Endogenous mRNA expression of zebrafish homologs of NDMA receptor subunits (Grin1a, Grin1b, Grin2ab, Grin2da and Grin3a) during zebrafish development (50% epiboly to 5 dpf). Expression of Grin1a, Grin1b, Grin2da and Grin3a strongly increased at 5 dpf (A), coinciding with the time point of NH4-induced mortality. Larvae exposed to 10 mM NH4Ac at 4 dpf displayed a downregulated gene expression of NMDA receptor subunits Grin1a, Grin1b and Grin2da after 6 and 12 h, respectively (B).

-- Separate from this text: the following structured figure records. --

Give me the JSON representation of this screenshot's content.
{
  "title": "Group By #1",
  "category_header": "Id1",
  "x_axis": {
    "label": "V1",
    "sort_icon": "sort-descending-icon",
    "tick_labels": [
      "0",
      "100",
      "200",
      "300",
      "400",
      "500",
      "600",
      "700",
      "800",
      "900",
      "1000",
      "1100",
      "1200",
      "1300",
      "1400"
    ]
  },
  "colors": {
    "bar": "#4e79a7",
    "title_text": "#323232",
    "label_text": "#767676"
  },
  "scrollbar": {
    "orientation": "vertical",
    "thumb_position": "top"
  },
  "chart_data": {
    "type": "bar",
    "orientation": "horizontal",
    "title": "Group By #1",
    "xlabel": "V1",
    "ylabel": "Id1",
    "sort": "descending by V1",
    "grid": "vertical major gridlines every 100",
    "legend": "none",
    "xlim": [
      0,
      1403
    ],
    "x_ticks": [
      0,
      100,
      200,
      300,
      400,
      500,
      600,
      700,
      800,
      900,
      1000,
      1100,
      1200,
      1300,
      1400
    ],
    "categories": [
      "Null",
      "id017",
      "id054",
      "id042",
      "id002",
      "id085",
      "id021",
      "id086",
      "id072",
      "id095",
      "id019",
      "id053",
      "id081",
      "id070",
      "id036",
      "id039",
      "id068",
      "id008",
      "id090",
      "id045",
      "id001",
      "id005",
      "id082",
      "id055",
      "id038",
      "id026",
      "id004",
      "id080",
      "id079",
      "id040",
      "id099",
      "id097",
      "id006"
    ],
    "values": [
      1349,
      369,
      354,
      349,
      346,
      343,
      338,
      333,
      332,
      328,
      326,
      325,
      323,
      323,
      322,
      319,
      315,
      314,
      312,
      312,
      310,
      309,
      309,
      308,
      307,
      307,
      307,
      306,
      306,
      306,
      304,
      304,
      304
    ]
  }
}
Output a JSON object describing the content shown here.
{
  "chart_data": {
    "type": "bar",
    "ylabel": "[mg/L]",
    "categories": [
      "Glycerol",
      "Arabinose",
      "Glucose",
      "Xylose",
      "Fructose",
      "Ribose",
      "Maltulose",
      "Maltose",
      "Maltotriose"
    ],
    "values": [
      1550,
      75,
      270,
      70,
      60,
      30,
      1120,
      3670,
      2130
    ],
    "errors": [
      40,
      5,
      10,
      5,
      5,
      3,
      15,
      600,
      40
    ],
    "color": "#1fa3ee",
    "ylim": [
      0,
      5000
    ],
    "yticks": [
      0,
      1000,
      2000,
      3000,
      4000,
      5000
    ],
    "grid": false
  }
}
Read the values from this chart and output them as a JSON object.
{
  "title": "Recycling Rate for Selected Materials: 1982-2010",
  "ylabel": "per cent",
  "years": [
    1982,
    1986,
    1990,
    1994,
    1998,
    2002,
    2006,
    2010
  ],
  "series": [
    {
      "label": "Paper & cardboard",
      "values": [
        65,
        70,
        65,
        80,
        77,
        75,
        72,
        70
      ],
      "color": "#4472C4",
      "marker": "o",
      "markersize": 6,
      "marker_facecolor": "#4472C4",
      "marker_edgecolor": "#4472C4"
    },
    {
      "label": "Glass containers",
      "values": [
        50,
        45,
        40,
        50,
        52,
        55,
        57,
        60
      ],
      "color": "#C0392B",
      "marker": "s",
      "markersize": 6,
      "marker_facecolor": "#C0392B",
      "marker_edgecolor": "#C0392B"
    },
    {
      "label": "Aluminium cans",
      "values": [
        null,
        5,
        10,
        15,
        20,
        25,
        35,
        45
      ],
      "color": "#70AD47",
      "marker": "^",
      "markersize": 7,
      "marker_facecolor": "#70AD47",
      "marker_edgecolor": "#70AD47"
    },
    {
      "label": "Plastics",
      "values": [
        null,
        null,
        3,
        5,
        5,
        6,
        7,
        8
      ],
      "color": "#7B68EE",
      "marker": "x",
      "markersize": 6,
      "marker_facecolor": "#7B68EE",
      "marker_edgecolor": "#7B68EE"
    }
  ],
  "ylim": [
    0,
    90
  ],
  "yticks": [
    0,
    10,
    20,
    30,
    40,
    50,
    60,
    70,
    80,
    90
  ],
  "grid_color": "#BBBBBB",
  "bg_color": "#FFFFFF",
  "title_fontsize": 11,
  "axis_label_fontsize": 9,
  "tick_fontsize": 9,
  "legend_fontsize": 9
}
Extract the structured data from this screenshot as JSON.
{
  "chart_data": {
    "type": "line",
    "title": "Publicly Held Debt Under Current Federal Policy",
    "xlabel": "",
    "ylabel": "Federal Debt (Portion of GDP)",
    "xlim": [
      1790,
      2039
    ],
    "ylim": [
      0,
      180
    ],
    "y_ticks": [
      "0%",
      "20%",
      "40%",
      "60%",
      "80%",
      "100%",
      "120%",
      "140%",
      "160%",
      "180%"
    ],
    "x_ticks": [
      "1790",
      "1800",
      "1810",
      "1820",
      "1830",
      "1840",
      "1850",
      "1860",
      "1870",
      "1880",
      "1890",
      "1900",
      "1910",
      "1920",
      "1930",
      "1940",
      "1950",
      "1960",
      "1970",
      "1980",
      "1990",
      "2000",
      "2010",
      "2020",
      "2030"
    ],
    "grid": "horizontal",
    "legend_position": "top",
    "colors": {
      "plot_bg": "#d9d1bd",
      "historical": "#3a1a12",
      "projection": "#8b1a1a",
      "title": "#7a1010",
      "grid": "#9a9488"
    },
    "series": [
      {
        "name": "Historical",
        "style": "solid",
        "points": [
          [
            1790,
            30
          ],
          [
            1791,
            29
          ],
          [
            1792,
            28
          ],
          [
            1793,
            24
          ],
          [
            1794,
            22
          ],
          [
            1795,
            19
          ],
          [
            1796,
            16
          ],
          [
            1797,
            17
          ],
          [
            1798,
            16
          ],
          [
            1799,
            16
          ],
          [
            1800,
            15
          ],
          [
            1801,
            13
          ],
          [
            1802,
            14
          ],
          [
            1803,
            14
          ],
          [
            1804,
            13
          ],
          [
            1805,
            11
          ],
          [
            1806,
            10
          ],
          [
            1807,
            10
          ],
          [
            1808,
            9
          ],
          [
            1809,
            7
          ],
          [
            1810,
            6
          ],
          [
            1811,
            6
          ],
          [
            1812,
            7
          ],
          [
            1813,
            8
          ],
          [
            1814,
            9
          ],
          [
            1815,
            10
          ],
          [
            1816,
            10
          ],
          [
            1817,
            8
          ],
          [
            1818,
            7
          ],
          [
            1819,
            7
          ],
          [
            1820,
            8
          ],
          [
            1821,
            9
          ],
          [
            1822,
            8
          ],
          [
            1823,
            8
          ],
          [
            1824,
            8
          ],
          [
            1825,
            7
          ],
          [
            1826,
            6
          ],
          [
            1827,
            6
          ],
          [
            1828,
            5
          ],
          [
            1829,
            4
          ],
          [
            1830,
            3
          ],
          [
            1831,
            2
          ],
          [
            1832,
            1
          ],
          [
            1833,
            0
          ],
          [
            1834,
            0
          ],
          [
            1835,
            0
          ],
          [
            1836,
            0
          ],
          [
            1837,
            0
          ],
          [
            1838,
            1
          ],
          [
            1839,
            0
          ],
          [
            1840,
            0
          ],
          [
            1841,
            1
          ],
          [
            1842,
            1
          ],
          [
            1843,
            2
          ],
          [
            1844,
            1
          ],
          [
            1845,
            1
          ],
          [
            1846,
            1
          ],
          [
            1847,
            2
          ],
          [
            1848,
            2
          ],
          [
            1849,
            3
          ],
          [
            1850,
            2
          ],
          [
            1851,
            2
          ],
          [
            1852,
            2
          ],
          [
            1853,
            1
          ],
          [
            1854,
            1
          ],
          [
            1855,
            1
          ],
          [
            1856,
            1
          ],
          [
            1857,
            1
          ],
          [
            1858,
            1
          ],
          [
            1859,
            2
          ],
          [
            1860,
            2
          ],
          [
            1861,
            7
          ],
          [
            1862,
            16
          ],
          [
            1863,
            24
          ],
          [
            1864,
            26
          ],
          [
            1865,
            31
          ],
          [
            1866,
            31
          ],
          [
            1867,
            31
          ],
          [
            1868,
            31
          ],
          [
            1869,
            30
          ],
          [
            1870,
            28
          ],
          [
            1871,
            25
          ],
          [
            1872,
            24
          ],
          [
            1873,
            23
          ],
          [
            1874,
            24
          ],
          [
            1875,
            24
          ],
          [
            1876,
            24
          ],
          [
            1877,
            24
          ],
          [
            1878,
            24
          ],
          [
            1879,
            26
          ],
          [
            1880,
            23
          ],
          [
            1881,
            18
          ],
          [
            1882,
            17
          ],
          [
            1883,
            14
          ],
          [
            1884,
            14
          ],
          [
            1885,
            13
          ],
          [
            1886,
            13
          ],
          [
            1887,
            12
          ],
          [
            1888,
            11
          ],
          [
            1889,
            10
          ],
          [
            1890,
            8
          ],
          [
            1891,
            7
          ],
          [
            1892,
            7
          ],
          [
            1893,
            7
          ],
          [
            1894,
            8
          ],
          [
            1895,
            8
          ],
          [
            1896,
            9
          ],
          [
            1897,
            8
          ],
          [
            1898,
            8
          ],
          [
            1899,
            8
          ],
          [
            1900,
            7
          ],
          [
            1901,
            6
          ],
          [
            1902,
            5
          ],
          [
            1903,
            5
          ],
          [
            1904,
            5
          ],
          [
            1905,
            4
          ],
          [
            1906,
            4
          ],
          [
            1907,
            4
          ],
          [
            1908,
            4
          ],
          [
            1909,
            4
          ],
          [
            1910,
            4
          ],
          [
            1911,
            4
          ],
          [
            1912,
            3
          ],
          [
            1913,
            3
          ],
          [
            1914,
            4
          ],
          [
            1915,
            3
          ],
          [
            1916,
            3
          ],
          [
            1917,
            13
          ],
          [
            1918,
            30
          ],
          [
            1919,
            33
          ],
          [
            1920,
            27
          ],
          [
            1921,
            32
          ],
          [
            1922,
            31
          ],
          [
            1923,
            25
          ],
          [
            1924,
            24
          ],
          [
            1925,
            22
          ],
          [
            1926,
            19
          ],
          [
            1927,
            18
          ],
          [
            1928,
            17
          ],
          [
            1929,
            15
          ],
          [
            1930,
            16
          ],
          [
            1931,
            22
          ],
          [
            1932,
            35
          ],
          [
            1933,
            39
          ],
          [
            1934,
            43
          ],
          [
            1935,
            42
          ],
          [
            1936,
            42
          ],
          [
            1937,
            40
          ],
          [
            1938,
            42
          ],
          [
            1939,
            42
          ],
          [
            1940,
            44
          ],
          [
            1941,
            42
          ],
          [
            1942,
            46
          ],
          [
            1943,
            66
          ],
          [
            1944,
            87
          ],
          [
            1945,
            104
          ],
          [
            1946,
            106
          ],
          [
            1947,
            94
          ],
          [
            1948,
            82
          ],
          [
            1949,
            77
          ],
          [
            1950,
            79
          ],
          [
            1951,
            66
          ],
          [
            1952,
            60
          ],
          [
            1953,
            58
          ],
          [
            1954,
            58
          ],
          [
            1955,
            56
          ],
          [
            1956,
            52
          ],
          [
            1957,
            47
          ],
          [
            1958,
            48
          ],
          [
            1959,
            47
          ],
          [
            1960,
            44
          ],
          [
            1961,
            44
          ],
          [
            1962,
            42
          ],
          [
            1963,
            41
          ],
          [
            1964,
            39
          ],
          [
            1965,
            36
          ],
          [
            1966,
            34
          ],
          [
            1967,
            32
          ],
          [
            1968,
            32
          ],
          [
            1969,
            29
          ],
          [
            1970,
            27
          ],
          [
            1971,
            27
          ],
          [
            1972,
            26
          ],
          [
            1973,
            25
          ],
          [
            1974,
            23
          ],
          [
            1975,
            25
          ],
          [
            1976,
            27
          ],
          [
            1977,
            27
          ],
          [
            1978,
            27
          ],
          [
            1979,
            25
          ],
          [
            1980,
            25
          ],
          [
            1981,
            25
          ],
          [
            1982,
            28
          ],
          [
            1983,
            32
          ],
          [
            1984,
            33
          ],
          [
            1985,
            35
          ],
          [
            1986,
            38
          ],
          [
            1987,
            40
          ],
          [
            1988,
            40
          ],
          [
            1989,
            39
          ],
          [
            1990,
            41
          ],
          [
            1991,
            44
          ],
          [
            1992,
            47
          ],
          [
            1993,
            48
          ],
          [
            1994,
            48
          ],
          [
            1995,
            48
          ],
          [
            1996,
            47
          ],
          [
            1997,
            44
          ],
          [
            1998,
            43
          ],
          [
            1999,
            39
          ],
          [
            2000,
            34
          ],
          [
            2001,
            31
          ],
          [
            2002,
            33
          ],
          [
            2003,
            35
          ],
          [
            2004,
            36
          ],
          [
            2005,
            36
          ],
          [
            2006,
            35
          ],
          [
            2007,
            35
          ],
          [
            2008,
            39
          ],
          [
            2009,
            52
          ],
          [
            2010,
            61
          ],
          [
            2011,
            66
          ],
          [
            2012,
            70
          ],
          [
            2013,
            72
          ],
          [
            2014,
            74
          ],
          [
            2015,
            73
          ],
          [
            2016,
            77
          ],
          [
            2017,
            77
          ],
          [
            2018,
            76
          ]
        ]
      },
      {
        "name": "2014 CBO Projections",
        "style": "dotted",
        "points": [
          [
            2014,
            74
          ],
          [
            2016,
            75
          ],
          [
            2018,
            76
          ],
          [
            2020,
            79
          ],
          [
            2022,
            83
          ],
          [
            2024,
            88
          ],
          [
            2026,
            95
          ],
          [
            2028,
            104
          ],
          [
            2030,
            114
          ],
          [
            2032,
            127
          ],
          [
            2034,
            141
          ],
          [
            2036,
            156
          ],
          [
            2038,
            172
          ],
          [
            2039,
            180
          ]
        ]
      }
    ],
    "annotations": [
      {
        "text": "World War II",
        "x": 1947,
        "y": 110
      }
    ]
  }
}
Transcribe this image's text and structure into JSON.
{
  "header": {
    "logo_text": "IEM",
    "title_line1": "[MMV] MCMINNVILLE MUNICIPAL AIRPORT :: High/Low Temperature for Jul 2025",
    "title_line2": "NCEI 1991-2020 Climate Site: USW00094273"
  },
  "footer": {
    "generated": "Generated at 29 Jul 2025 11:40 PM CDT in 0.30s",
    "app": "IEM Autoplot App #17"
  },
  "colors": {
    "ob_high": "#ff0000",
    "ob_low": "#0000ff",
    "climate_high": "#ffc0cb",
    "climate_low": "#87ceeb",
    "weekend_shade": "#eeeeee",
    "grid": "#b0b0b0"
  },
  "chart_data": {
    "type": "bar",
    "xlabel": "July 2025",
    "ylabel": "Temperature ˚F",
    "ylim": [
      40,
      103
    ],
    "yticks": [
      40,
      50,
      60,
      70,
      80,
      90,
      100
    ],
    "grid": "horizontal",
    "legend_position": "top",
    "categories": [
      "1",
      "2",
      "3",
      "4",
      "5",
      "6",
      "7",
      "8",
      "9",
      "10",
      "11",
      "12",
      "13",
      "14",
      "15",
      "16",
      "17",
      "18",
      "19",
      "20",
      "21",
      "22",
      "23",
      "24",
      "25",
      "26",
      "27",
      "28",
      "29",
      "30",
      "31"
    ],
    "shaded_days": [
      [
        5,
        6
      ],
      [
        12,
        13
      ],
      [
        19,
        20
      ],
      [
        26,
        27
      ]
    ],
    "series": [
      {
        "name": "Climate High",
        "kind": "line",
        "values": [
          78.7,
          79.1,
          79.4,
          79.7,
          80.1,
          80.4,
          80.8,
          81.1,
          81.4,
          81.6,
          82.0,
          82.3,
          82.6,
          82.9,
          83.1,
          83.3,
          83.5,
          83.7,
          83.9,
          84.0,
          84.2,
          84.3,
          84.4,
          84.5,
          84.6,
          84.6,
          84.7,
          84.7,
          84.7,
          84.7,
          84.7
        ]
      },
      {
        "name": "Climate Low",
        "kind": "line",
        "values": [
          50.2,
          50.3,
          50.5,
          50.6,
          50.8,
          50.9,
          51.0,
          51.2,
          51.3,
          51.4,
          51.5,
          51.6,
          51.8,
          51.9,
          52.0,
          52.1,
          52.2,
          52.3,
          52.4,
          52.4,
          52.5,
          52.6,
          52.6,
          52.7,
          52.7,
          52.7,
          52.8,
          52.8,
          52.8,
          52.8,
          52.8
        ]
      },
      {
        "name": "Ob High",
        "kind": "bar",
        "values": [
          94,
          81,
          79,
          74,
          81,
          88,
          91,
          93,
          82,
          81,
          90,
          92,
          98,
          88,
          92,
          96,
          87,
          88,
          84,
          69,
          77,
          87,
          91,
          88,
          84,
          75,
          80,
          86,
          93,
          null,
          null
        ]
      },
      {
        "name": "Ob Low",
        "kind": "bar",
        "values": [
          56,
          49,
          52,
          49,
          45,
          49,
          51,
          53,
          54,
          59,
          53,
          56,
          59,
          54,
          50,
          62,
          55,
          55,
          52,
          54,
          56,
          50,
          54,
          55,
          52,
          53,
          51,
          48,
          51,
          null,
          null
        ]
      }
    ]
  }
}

Data are expressed as mean +/- SD in fold-change (whole body lysates, n = 3 with 50 larvae per group and experiment; ANOVA, *P<0.05, **P<0.01).
Fig 7.
Comparison of different therapeutic concepts: OAT-inhibition prevents mortality in acute hyperammonemia and rescues brain cell death.
Zebrafish larvae (n = 100 per group) at 4 dpf were treated with L-MSO (25 μM), ketamine (50 μM), or memantine (50 μM) alone or in combination or with increasing concentrations of 5-FMO (50 to 200 μM) for 30 minutes following exposure to 10 mM NH4Ac. While mock-treated zebrafish larvae died within 21 h (median survival: 17 h), larvae preincubated with L-MSO or ketamine succumbed to 10 mM NH4Ac within 24 h (median survival: 21.5 h; log-rank test, P<0.01) or 25 h (median survival: 22 h; log-rank test, P<0.01), respectively. Treatment with memantine prolonged survival up to 27 h (median survival 22h; log-rank test, P<0.01) (A). Combination of L-MSO and memantine did not further increase survival rates as compared to the treatment with memantine alone (B). Treatment with 50 μM 5-FMO for 30 min prior to NH4-exposure prolonged survival up to 31 h (median survival: 27 h; log-rank test, P<0.0001). Further dosage escalation had an incremental benefit on survival rates. While 72% of larvae treated with 100 μM 5-FMO survived the observation period of 36 h of NH4Ac exposure, treatment with 200 μM 5-FMO increased the survival rate of exposed larvae to 91% (C). Representative illustration of zebrafishes at 4 dpf either treated with 200 μM 5-FMO or mock (w/o inhibitor) for 30 min prior to exposure to 10 mM NH4Ac for 12 h (n = 3 with 50 larvae per group and experiment) (D). Zebrafishes were fixed with 5% PFA in PBS overnight and imaged using a binocular microscope (MZ16 F, Leica). Pictures show larvae with anterior to the right. Exposure to 10 mM NH4Ac induced brain cell death (asterix), which was rescued by treatment with 5-FMO in a concentration of 200 μM as compared to the non-exposed control cohort (D). Quantitative analysis of larvae exhibiting signs of brain damage in the different groups (E). Data are expressed as mean +/- SD in % of total exhibiting microscopic signs of brain cell death (n = 3 with 50 larvae per group and experiment; ANOVA, **P<0.01).
Fig 8.
OAT-inhibition corrects biochemical alterations and NMDA receptor expression in acute hyperammonemia.
Zebrafish larvae at 4 dpf were treated with increasing concentrations of 5-FMO (50 μM to 200 μm) for 30 min followed by exposure to 10 mM NH4Ac for 12 h. Thereafter, zebrafishes were lysed and either subjected to HPLC for determination of amino acids (A, B) or RNA extraction and subsequent qRT-PCR analysis (C-E). Treatment with 5-FMO led to a normalization of glutamate and glutamine concentrations (A) and restored ornithine and arginine concentrations (B) in a dose-dependent manner. Moreover, mRNA expression levels of NMDA receptor subunits Grin1a and Grin1b normalized upon treatment with 200 μm 5-FMO (C, D). Data are expressed as mean +/- SD in μmol per g protein (A, B) or in fold-change (C-E) (whole body lysates, n = 3 with 50 larvae per group and experiment; ANOVA, *P<0.05, **P<0.01).